Driving Change
UND School of Law grad doesn't let Alaskan travel challenges stop justice.
Working in Alaska has been the highlight of Monique Vondall-Rieke’s life. But before she was hired as Tribal Justice Director for the Association of Village Council Presidents (AVCP) in Bethel, Alaska, the 2004 UND Law School graduate was asked a surprising interview question: “Are you willing to travel in unique ways?”

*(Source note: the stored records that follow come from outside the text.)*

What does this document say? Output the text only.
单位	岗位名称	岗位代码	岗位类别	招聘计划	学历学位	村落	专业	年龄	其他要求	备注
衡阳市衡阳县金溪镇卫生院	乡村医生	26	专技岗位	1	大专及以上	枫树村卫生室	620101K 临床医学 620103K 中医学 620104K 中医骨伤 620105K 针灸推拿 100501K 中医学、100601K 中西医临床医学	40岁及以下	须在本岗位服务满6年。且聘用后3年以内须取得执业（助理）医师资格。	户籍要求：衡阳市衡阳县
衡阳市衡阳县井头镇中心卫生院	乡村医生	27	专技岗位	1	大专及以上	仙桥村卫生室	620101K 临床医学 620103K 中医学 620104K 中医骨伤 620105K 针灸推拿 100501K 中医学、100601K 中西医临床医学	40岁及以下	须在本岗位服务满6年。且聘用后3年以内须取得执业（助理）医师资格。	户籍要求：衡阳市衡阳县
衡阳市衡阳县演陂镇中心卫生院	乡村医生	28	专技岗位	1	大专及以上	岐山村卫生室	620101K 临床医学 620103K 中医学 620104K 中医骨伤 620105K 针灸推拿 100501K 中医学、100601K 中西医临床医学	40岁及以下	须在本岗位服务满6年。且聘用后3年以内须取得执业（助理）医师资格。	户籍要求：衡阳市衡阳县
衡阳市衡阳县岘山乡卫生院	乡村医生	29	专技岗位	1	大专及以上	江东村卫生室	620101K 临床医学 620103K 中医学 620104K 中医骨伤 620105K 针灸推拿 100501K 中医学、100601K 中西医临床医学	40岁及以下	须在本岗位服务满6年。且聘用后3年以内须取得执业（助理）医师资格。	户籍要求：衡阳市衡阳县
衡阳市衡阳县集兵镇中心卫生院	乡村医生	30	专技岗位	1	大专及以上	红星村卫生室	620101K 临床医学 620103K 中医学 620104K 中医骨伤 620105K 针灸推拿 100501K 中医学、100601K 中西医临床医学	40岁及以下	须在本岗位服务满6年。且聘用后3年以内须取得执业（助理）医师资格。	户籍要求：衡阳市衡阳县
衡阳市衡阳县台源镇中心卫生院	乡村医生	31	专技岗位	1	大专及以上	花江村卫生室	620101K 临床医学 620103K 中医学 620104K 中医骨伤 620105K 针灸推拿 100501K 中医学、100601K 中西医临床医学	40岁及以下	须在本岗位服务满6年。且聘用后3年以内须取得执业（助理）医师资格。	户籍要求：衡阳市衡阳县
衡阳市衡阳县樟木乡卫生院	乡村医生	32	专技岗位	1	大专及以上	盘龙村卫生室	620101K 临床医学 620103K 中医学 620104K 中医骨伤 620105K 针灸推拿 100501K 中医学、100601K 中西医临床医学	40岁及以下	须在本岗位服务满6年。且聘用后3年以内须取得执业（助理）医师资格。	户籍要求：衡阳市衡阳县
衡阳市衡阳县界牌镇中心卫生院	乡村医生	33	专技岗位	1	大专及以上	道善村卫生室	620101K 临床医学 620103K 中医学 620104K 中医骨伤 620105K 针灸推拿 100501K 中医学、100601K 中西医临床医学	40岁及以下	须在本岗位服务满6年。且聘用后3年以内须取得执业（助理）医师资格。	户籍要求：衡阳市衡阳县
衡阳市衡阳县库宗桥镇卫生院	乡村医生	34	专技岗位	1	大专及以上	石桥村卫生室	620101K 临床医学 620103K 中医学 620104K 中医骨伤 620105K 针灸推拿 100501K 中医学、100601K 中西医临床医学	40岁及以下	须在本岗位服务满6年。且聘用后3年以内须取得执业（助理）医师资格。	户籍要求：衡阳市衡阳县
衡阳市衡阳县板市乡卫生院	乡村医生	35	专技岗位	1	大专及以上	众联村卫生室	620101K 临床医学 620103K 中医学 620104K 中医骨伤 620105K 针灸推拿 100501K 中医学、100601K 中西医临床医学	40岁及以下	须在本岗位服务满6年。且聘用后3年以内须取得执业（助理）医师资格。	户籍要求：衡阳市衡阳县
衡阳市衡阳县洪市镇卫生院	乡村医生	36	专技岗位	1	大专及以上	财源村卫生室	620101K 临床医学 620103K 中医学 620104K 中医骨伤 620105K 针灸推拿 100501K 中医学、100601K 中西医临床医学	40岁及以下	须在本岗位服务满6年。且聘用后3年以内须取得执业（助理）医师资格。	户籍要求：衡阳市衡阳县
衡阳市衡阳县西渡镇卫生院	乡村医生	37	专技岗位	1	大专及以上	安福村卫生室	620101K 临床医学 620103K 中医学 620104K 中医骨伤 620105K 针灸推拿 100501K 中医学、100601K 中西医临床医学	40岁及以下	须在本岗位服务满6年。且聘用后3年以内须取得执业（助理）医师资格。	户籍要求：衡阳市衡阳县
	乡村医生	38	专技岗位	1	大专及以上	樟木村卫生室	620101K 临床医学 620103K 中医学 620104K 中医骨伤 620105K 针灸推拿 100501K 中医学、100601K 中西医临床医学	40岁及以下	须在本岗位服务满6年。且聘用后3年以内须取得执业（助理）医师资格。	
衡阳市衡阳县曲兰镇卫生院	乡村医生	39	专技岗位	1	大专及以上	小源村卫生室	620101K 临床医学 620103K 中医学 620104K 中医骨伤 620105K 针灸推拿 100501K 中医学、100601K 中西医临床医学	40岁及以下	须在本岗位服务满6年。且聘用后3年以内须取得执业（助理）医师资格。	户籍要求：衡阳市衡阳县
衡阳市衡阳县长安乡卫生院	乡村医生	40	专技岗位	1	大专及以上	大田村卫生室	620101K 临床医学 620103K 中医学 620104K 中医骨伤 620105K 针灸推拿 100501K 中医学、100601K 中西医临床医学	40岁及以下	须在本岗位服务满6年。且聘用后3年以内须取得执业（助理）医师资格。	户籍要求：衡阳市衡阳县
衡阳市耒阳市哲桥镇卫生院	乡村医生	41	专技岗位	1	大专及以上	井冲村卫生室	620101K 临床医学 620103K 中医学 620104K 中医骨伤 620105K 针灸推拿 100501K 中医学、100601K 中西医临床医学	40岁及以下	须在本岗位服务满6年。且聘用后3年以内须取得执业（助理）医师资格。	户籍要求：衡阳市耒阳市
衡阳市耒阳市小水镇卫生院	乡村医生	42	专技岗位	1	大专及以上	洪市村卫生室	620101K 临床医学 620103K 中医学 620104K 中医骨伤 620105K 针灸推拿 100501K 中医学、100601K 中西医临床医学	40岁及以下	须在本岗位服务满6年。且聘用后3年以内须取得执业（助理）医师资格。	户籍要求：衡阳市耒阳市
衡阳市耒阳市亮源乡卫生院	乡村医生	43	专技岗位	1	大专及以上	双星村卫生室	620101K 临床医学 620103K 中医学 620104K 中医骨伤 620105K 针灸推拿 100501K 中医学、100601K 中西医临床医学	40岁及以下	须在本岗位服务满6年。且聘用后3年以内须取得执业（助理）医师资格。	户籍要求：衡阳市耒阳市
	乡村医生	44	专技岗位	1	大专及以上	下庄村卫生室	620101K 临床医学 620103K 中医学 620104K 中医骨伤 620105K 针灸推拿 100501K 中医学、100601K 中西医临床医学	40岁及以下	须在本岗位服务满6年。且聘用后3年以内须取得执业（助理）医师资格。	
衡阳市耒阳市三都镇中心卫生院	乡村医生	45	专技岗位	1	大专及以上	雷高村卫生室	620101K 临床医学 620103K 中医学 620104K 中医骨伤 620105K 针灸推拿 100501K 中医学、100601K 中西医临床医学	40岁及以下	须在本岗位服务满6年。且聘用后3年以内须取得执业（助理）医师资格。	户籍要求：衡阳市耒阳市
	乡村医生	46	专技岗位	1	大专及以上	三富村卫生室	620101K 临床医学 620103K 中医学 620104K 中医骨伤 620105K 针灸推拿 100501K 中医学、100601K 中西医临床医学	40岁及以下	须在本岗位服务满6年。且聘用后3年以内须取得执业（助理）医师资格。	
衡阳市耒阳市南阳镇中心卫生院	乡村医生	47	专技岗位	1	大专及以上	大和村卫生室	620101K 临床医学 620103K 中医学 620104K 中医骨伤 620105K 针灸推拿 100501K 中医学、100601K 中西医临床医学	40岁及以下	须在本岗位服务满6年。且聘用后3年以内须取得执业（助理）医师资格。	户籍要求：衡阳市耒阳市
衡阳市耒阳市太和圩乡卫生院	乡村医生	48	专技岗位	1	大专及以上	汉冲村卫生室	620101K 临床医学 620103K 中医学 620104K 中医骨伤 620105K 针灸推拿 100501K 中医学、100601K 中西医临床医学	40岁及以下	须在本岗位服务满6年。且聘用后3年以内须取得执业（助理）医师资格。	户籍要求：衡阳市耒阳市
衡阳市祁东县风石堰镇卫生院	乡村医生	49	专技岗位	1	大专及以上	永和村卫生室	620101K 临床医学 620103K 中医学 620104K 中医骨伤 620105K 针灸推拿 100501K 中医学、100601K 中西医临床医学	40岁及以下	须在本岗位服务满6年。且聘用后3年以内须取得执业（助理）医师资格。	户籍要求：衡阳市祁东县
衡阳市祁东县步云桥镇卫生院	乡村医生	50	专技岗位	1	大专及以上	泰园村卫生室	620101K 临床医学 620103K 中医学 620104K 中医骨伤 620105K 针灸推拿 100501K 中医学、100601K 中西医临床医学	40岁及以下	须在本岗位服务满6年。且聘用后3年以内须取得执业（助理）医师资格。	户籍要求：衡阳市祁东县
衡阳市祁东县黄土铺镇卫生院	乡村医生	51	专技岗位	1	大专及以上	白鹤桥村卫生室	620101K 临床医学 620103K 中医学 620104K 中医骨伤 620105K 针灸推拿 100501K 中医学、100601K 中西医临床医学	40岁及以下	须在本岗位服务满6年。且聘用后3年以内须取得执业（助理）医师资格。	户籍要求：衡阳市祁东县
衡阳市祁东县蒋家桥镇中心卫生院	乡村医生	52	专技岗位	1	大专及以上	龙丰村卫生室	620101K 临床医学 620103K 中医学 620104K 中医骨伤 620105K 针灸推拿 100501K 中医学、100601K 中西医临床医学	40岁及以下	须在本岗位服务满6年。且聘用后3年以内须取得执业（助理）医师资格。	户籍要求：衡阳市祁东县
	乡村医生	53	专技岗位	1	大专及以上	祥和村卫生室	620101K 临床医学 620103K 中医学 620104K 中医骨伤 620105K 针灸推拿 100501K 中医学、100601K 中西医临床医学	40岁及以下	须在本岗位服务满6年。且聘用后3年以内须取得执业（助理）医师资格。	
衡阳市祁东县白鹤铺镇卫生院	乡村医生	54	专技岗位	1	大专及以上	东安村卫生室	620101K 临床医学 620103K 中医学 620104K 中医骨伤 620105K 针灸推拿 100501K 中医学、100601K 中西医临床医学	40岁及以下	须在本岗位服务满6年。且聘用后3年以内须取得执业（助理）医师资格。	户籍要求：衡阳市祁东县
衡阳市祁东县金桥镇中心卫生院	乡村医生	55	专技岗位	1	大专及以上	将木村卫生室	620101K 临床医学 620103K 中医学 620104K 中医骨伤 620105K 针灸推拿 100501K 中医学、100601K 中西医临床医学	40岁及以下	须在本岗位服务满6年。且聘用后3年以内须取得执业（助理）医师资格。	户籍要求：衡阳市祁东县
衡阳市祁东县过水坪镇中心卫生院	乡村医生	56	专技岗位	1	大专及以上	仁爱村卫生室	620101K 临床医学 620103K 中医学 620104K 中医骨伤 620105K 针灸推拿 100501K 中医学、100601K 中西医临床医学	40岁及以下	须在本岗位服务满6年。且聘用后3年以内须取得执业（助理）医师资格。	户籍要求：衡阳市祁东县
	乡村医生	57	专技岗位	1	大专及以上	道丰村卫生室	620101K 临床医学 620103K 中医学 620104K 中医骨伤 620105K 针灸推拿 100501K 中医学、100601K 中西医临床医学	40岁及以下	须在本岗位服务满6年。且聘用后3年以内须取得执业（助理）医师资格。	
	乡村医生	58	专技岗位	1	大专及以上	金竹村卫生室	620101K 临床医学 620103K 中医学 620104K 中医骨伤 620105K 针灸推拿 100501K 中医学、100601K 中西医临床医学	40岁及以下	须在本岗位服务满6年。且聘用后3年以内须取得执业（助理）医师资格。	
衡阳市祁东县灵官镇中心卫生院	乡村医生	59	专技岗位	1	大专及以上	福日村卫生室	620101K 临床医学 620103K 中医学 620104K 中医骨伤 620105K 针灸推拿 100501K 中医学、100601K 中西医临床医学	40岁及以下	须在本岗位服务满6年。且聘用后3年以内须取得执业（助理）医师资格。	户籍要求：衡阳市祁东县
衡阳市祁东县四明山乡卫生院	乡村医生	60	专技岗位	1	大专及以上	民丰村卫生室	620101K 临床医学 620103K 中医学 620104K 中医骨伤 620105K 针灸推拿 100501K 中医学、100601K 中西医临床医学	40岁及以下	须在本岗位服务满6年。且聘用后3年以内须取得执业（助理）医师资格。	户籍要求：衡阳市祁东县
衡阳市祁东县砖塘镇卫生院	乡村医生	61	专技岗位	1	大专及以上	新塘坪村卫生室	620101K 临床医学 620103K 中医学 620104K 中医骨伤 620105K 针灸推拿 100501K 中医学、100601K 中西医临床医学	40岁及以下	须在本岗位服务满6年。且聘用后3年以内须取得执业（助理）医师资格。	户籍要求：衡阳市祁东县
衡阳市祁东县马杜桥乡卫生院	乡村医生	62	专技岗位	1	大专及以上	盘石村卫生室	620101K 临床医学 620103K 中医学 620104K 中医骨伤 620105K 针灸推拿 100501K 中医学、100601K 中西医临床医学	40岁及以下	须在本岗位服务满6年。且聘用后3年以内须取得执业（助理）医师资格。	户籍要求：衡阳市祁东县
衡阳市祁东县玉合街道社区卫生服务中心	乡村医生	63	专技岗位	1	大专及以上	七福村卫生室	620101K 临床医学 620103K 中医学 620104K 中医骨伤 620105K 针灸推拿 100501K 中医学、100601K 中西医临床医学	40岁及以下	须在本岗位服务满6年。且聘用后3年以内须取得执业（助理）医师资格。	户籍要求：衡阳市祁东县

She was and she has. Bethel, a hub for 58 Native American tribes, is not accessible by car, and you can only get within 12 miles before flying or boating in. Monique moved to the town of 6,000 in 2015.
TRIBAL COURT ASSESSMENTS
Because tribes are considered sovereign nations, they enact and enforce their own laws through tribal courts. At AVCP, Monique assisted the Bureau of Indian Affairs (BIA) to set up the Tribal Court Assessment, a Congressionally mandated process. Completing the assessment is a requirement that tribal courts in Alaska must repeat every four to five years to maintain funding from the BIA.

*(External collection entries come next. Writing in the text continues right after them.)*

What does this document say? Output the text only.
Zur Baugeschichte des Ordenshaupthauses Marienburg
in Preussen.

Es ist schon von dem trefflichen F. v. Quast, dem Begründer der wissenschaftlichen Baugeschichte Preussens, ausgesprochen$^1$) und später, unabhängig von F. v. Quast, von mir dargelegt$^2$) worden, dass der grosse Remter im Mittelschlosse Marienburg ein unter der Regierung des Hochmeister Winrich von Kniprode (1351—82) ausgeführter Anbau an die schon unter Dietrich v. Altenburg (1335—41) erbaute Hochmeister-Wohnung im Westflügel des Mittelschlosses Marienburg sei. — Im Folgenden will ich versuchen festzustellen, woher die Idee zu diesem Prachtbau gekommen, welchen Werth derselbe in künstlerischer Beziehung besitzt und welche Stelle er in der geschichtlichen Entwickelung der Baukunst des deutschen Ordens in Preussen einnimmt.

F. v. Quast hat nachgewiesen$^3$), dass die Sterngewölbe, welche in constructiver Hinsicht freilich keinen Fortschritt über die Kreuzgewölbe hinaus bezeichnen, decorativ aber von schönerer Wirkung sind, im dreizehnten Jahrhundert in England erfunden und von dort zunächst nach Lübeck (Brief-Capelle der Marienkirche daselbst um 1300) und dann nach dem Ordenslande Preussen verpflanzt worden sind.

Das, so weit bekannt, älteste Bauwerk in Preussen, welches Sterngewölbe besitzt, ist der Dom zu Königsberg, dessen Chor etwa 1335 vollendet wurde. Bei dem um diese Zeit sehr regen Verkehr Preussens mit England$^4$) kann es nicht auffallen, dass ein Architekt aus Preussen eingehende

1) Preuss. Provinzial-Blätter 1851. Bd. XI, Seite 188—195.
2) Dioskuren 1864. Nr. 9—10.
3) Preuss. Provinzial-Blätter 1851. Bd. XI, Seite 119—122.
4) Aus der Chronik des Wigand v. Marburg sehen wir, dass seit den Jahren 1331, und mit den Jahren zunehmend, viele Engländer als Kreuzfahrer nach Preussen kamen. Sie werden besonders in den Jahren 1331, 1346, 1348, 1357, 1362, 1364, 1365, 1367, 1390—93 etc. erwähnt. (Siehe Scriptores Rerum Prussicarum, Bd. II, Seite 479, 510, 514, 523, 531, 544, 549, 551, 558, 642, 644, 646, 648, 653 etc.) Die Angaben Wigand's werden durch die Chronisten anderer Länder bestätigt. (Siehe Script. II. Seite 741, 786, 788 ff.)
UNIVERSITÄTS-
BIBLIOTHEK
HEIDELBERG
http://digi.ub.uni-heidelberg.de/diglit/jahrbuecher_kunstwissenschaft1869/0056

“The very first tribes in Alaska to receive those assessments were tribes in my region,” Monique said. “That’s basically what I do now for Koniag.”
In 2020, Monique moved to Anchorage to be the Tribal Court Project Manager for Koniag Government Services. The move was not a straight shot. After two years in Bethel, she and her husband, Stuart Rieke, ’01, ’08, moved back to North Dakota, where Monique continued her work in Alaska remotely before she was offered a job in Anchorage.
Regardless of her location, Monique has impacted Alaska’s tribal court system. “From 2018 until now,” she said in mid-August, “we have brought $20 million into the state.
“That’s significant because (the tribal courts) have never had continuous funding,” Monique said. “Now, when we come (to a tribe) to do an assessment, they know we have money for them to operate one year after another.”
TREACHEROUS TRAVEL
While assessments have gotten easier, travel continues to be challenging. Monique described a recent journey. “To get to the Alahtna Tribe, my coworker and I had to fly from Anchorage to Fairbanks and charter a plane to a neighboring tribe. The court administrator picked us up on a four-wheeler. We drove to the river, took a boat across, got in a four-wheel-drive truck and then went to the Alahtna Tribal Office.”
That kind of travel takes tenacity and perseverance, which Monique has in spades.